Bunları moral bozmak, can sıkmak adına yazmıyoruz. AKP’nin saldırılarını bir güçten düşme ve zayıflık durumunun çıktıları olarak da okuyabiliriz, yanlış olmaz. Ancak bu zayıflığın dahi baskı, zor ve şiddete dayanan tek adam iktidarı pratiği karşısında çok ciddi direnç noktaları ile karşılaşmadığını da görmemiz gerekiyor. Düzen muhalefetinin seçimle “geçmesi” mümkün olmayan bu siyasal gericilik ortamındaki sokak-karşıtı pasifist çizgisi, Kılıçdaroğlu’nun milletvekilleri çağrısı ve Bursa mitingine yönelik şipşak adres değişikliği hamlesiyle sınırlı bir çıkışla yetinmesiyle sürüyor. Düzen muhalefeti, mesele siyasete doğrudan müdahale etme süreçlerine, yani “toplumsal muhalefete” gelince “karakteristik” tutumundan taviz vermeyeceğini her fırsatta ilan ediyor.
GİDİŞAT VE GENÇLİK
Az buçuk gelişmeleri takip eden her arkadaşımız siyasal iktidarı elinde tutan iktidar blokunun her türlü olağandışılığı göze alacağını kestirebilir. Ancak esasen AKP-MHP iktidarının baskı ve güç tahkimiyle el arttıran siyasal hücum halinin hangi siyaset araçlarıyla püskürtülebileceği tartışmasının çok daha yakıcı hale geldiğini anlamalıyız. Karşısındaki popüler muhalefetin sınırlı örnekler (SADAT açıklaması vb.) dışındaki vaziyetine bakılırsa, henüz bu iktidar canavarını durdurmak üzere adımları atılmış bir siyasal müdahaleden bahsedemeyiz. Dolayısıyla, sorunumuz gelmekte olana dönük hazırlığımızın ne olduğu ve bunun ne kadar yeterli olacağı sorunudur.
Öyleyse, gençlik içerisinde en yaygın ve makbul seçenek olarak görülen AKP’nin seçimle yenilgiye uğratılması ve burjuva iktidar değişikliği seçeneğinin mümkün olması dahi mücadele ve güç ilişkileri sorunu haline gelmiştir.

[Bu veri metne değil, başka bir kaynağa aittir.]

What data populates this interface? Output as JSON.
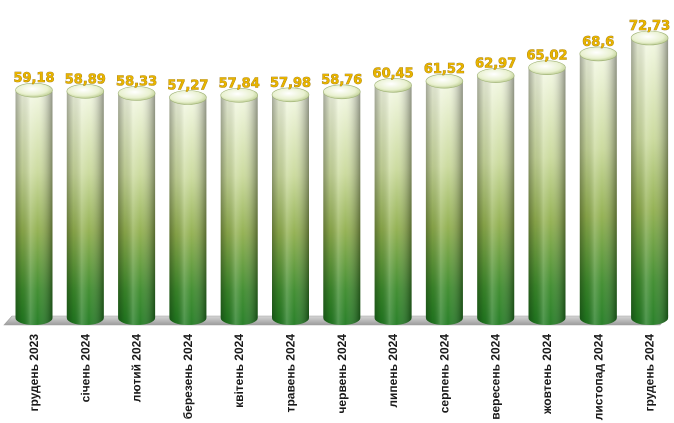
{
  "chart_data": {
    "type": "bar",
    "style": "3d-cylinder",
    "categories": [
      "грудень 2023",
      "січень 2024",
      "лютий 2024",
      "березень 2024",
      "квітень 2024",
      "травень 2024",
      "червень 2024",
      "липень 2024",
      "серпень 2024",
      "вересень 2024",
      "жовтень 2024",
      "листопад 2024",
      "грудень 2024"
    ],
    "values": [
      59.18,
      58.89,
      58.33,
      57.27,
      57.84,
      57.98,
      58.76,
      60.45,
      61.52,
      62.97,
      65.02,
      68.6,
      72.73
    ],
    "labels": [
      "59,18",
      "58,89",
      "58,33",
      "57,27",
      "57,84",
      "57,98",
      "58,76",
      "60,45",
      "61,52",
      "62,97",
      "65,02",
      "68,6",
      "72,73"
    ],
    "title": "",
    "xlabel": "",
    "ylabel": "",
    "grid": false,
    "legend": "none",
    "colors": {
      "bar_top": "#f3f8e3",
      "bar_mid": "#9fb85a",
      "bar_bottom": "#1f7a1f",
      "value_label": "#e8b400",
      "floor": "#b8b8b8"
    }
  }
}
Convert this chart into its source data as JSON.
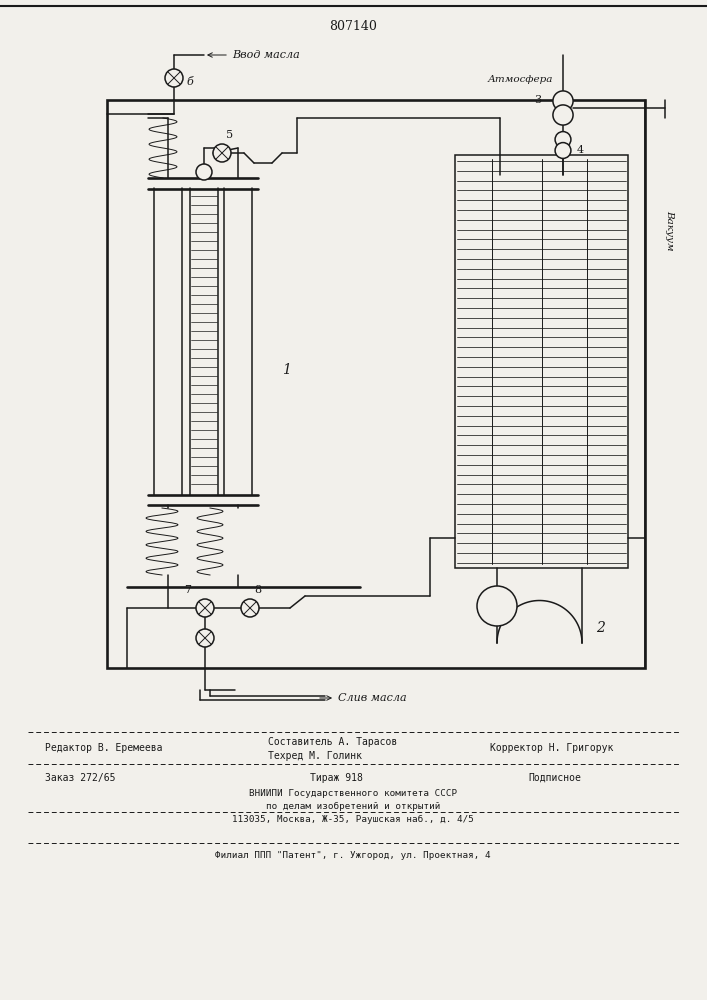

Seçim güvenliği tartışmalarından İBB’ye kayyum tartışmalarına ve yasaklanan DEVA mitingine, tek adam iktidarı nezdinde iktidarının sürmesinin önüne geçecek herhangi bir unsurun açık bir hedef olduğunu söyleyebiliriz. Türkiye’nin seçimlerle iktidar değiştiren bir ülke olarak varlığına devam etmesi sorunu, bu saatten sonra mücadelenin konusudur.
Sonuç olarak, içinden geçtiğimiz kritik günlerde sorun; eski teamüllerin ve geleneksel muhalefet anlayışının sınırları ve kapasitesi değil, doğrudan siyasetin müdahaleci ve mücadeleci unsurlarının, işçilerin, kadınların, gençlerin öğrendiği, öğrettiği, değiştiği ve “güç” olduğu bir siyasetin, “sokak” olarak formüle edilen bir düzen dışı politik hattın örgütlenmesi sorunudur.